Description
This Sourdough Molasses Brown Bread is a hearty, flavorful loaf combining the deep richness of molasses and cocoa powder with the tangy complexity of a sourdough starter. Perfectly balanced with whole wheat and all-purpose flour, it’s a wholesome bread with a lovely chewy texture and slightly sweet undertones, ideal for breakfast or sandwiches.
Ingredients
Wet Ingredients
- 236 g water
- 60 g honey
- 2 tbsp molasses
- 125 g sourdough starter (active)
- 2 tbsp oil
Dry Ingredients
- 280 g all-purpose flour
- 180 g whole wheat flour
- 2 tbsp cocoa powder
- 1 ½ tsp salt
- cornmeal for dusting and topping
Instructions
- Prepare Your Starter: Ensure your sourdough starter is active by feeding it 6 to 8 hours before starting the recipe to guarantee proper fermentation and rising of the dough.

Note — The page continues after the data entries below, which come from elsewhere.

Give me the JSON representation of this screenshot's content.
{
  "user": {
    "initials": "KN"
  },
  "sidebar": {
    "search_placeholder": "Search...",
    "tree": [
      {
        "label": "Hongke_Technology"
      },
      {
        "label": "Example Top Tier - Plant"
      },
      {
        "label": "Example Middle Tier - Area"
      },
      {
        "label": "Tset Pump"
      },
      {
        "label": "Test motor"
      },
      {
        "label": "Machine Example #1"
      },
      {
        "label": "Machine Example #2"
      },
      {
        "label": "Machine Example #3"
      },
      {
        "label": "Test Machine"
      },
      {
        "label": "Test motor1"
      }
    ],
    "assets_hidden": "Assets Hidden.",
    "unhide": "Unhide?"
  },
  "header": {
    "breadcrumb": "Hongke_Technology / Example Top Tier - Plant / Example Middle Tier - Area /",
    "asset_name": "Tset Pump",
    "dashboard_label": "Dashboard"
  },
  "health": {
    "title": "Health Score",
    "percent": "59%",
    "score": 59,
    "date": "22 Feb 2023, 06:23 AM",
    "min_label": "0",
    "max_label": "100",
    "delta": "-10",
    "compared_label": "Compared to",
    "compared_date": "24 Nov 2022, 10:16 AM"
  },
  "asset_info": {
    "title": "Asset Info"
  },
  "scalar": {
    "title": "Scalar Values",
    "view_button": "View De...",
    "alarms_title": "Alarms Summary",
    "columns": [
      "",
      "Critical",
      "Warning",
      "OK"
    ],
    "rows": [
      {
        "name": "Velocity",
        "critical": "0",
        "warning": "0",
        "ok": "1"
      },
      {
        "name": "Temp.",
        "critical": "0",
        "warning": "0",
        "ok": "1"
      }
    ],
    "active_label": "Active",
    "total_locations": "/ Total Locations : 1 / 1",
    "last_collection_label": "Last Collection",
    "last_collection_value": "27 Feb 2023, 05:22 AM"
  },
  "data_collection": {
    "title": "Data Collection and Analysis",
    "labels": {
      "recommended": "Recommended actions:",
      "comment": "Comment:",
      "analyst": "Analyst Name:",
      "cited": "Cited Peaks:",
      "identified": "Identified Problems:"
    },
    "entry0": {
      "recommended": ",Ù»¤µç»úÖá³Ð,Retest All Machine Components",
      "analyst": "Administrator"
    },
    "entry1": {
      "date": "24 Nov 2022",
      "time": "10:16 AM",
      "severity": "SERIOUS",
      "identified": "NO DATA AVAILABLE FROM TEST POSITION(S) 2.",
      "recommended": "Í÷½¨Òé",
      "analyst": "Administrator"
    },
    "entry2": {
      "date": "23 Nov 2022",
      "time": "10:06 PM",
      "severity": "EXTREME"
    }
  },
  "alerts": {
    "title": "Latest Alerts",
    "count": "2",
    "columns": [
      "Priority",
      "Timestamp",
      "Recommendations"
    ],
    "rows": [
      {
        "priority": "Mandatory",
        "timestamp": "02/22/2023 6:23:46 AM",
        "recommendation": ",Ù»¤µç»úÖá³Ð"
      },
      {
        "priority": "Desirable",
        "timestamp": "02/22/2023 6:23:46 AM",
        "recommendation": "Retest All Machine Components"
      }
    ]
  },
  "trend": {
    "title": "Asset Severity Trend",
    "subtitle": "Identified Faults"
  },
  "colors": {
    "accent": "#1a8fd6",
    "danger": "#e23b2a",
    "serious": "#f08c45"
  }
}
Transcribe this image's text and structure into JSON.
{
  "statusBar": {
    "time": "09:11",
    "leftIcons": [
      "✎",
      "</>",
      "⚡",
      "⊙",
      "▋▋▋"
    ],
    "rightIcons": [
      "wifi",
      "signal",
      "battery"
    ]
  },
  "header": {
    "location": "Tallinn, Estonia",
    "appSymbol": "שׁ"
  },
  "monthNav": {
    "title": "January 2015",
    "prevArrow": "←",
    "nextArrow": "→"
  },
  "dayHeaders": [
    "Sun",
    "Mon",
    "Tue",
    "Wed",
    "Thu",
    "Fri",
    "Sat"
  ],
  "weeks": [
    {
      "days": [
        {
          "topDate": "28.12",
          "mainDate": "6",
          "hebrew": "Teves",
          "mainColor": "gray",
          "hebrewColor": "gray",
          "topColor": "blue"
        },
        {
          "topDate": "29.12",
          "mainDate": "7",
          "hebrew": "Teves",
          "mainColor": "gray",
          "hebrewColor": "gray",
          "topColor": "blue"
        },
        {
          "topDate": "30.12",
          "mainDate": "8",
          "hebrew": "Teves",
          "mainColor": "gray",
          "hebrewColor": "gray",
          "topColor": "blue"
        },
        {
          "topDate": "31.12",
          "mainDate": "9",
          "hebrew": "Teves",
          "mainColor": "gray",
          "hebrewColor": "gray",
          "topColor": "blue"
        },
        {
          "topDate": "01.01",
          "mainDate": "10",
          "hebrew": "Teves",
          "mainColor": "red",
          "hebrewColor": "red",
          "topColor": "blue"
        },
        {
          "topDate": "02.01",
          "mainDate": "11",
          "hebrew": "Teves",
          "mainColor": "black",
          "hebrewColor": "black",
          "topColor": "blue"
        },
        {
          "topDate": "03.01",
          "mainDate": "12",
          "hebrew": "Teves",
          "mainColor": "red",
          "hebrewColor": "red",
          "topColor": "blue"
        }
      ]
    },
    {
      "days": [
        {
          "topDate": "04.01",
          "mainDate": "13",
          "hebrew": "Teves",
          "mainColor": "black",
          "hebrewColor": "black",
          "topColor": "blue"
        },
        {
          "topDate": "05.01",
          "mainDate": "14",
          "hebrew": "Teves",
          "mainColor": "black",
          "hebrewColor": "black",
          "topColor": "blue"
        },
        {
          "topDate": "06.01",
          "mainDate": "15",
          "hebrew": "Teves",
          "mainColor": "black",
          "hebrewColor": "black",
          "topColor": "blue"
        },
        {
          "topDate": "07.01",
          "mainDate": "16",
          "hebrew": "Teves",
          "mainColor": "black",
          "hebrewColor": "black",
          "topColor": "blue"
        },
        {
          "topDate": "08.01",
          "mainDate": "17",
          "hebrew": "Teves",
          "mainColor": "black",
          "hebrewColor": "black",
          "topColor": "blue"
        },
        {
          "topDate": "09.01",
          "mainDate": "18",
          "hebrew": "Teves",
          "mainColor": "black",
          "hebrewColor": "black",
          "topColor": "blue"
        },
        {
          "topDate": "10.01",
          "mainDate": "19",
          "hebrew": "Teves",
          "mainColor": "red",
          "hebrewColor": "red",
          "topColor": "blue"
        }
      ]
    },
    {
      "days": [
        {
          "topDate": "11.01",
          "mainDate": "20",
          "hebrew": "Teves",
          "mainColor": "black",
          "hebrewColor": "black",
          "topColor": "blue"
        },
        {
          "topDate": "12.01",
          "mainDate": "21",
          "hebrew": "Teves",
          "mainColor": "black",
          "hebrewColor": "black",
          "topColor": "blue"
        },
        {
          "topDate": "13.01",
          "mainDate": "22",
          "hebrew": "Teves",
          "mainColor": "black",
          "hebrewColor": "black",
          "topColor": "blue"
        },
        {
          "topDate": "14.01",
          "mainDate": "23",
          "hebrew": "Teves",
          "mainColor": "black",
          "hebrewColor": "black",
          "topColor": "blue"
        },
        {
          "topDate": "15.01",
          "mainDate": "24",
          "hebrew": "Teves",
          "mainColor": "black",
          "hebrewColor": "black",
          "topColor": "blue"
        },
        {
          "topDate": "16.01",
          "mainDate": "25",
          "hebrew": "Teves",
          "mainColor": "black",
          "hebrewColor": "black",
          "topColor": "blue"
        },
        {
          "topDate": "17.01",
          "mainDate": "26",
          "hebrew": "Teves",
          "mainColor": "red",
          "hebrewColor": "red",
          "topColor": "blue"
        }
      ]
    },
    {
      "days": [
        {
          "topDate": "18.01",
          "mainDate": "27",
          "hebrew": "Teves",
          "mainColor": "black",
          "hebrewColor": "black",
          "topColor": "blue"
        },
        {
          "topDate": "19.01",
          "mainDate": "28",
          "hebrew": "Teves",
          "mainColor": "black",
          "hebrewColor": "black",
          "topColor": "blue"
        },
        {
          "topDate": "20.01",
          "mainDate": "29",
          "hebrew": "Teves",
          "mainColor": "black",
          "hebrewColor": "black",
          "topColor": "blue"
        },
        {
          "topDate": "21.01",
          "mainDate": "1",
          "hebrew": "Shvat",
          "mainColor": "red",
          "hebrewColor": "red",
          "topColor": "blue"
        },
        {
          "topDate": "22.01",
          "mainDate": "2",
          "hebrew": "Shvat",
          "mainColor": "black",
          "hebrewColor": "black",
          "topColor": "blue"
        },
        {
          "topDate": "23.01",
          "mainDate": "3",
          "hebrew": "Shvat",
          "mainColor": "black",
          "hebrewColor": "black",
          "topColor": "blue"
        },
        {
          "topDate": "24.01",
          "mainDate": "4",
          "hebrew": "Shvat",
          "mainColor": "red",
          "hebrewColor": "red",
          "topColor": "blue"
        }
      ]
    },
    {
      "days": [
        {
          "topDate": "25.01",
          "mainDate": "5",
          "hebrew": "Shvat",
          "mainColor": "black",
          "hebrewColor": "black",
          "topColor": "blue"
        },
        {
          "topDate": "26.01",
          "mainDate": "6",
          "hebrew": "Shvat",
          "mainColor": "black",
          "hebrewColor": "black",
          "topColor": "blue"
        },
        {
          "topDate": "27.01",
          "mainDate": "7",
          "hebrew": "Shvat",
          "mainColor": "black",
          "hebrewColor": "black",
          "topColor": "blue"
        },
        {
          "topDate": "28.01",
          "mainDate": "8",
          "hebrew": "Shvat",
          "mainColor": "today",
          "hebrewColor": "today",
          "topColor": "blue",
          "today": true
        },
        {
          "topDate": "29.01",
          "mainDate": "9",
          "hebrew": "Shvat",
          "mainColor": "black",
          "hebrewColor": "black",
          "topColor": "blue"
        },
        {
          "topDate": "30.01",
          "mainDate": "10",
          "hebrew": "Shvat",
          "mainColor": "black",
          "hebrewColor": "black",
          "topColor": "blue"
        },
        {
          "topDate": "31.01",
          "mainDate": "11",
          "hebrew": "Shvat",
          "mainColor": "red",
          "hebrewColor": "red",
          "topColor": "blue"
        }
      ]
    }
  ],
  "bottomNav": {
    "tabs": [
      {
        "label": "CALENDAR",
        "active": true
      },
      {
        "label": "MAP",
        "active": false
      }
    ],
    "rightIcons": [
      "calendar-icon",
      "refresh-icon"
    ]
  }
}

- Mix Wet Ingredients: In a bowl, combine water, sourdough starter, honey, molasses, and oil thoroughly until the liquid mixture is uniform.
- Add Dry Ingredients: Add the whole wheat flour, all-purpose flour, cocoa powder, and salt to the wet mixture. Mix until a rough dough forms.
- Knead: Knead the dough for about 8 minutes using a stand mixer or 15-20 minutes by hand. The dough will be sticky initially; wet or flour your hands as needed. Continue kneading until the dough passes the windowpane test, indicating good gluten development.
- Bulk Fermentation: Transfer the dough to a clean bowl, cover it, and let it rise at room temperature for 6-8 hours or until it increases in volume by at least 75%, allowing fermentation to develop flavor and structure.
- Cold Ferment (Optional): For enhanced flavor, you may refrigerate the dough after bulk fermentation for up to 48 hours before proceeding, but this step is optional.
- Shape the Dough: Divide the dough into 4 equal portions. Let rest for 10 minutes to relax the gluten, then flatten each piece into a rectangle and roll into a log shape, pinching the ends to seal the rolls.
- Second Rise: Place the rolls on a parchment-lined baking sheet dusted with cornmeal. Sprinkle the tops with cornmeal, cover, and allow to rise for 1 to 1.5 hours until puffy, which helps achieve a soft crust and light crumb.
- Bake: Preheat the oven to 350°F (175°C). Bake the rolls for 25-30 minutes until cooked through and browned on top. Remove and cool for at least 30 minutes to complete the baking process and enhance flavor before serving.
Notes
- Ensure your sourdough starter is bubbly and active for best results.
- Kneading time may vary depending on humidity and flour; look for the windowpane test to determine readiness.
- Cold fermenting the dough develops deeper flavor and improves texture but is optional.
- Letting the bread cool completely before slicing prevents a gummy texture inside.
- You can substitute molasses with dark brown sugar if molasses is unavailable.